Kuraly has been out of action since Mar. 27. When he eventually returns to full health, the Bruins will have to make a decision on who plays on their fourth line and who sits. As valuable as Kuraly has been in his rookie season, it wouldn’t be surprising to see the team role with other options for their first postseason contest this year.
Bruins Still Hurting
While all three of these players could find themselves healthy enough to contribute for the Bruins, the team is still down a huge part of their team (both figuratively and literally) following the loss of 6 foot 5, 203-pound defender Brandon Carlo. The 21-year-old sophomore defender suffered a season-ending ankle injury at the end of March and will be out of action until well after the postseason is over.
Carlo may not have had an encouraging second season following his impressive breakout year as a rookie, but his importance to the team was often understated this season. Not only was he a key piece in the team’s top-four all year, but he was also a huge minute-eater. Logging an average 19:14 of ice time per game, including 2:47 of shorthanded time (24th in the league, second on the Bruins), Carlo’s ability to contribute was vastly underappreciated by fans of the team when he was healthy.
The Bruins did prepare for injuries at the trade deadline with the acquisition of Nick Holden from the New York Rangers at this year’s trade deadline, though it doesn’t make the loss any less significant. Still, dwelling on the past won’t do this team any good. For that reason, the club should take the impending return of the three forwards as a win and use that as positive motivation moving forward.

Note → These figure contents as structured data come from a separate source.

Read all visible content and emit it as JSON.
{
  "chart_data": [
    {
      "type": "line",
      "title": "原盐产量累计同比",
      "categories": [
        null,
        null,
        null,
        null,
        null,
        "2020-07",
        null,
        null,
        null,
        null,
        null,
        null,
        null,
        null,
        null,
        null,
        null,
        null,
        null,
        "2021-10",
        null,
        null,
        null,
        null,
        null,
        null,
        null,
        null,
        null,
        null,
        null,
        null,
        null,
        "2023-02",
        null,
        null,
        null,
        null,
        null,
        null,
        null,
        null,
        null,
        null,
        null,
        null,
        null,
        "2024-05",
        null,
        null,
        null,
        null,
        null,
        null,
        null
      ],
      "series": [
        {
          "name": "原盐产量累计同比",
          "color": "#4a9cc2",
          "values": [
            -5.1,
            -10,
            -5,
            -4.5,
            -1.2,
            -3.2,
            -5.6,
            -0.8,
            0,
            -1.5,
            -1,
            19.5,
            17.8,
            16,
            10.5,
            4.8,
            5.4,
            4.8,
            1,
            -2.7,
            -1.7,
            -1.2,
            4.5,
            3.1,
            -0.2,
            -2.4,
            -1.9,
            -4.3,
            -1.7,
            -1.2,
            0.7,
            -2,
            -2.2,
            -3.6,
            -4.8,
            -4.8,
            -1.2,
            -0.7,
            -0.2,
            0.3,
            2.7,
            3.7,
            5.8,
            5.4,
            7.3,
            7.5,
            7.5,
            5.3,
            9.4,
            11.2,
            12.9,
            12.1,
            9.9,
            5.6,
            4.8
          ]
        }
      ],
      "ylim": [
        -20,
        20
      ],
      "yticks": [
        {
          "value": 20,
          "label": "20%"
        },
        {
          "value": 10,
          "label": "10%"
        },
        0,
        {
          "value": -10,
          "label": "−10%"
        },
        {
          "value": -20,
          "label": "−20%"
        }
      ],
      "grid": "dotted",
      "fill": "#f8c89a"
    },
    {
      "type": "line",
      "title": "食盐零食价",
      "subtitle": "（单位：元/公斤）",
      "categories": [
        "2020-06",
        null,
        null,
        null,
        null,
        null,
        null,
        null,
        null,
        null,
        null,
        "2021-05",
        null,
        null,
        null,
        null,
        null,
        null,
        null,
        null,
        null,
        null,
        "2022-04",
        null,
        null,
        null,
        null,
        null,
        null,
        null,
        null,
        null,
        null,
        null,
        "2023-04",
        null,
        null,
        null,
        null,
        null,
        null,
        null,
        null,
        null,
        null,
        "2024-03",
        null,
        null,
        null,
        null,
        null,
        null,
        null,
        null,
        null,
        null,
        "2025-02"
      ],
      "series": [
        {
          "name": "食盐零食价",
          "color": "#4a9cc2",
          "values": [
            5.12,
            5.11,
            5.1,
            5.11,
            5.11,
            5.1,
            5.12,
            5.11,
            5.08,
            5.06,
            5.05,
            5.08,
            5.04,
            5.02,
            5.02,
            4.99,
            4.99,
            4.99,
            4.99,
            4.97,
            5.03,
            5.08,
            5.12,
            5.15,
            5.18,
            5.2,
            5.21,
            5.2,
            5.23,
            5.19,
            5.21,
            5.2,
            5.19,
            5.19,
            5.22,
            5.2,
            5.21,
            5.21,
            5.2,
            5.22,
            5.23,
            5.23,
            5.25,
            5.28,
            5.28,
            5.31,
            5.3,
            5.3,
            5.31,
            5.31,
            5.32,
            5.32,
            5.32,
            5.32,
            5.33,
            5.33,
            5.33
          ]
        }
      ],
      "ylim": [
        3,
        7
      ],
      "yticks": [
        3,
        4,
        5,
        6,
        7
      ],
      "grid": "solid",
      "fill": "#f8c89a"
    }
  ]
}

As mentioned, the team hasn’t had much time to celebrate being healthy this season. With a grueling postseason ahead of them, they likely won’t remain fully healthy for long, either. Entering the postseason with so few injuries to their core should be seen as a blessing after the season this team has endured.
Another important note about the potential return of the three forwards is the fact that the Bruins are getting a key piece of three different forward lines back as a result.
Better Lines Make for Better Games
Rather than starting Tommy Wingels or Brian Gionta on the third line, the Bruins will get to re-insert Rick Nash to the second line, Danton Heinen and David Backes to the third line and Wingels and Gionta to the press box as insurance policies. Nash will also help in his return, regardless of whether he’s inserted on the team’s third line (a line he experienced a ton of success in this season) or on the team’s fourth line if Ryan Donato remains on the team’s third line.
Regardless of who plays where for the Bruins, the addition of both Rick and Riley Nash makes the life of head coach Bruce Cassidy much easier moving forward. It’s part of what’s made this Bruins team so hard to play against this season and has the potential to make all the difference in the postseason following a slow and unencouraging end to the regular season.
With the exception of the Winnipeg Jets, you would be hard-pressed to find a better forward group in the NHL than the Boston Bruins. With that type of talent, it would be disappointing for this team to allow their recent sluggish stretch to continue in the playoffs following such a dominant regular season. The Bruins have all the tools and they are finally getting healthy. If they can put it all together, they should be considered legitimate contenders for the Stanley Cup this season.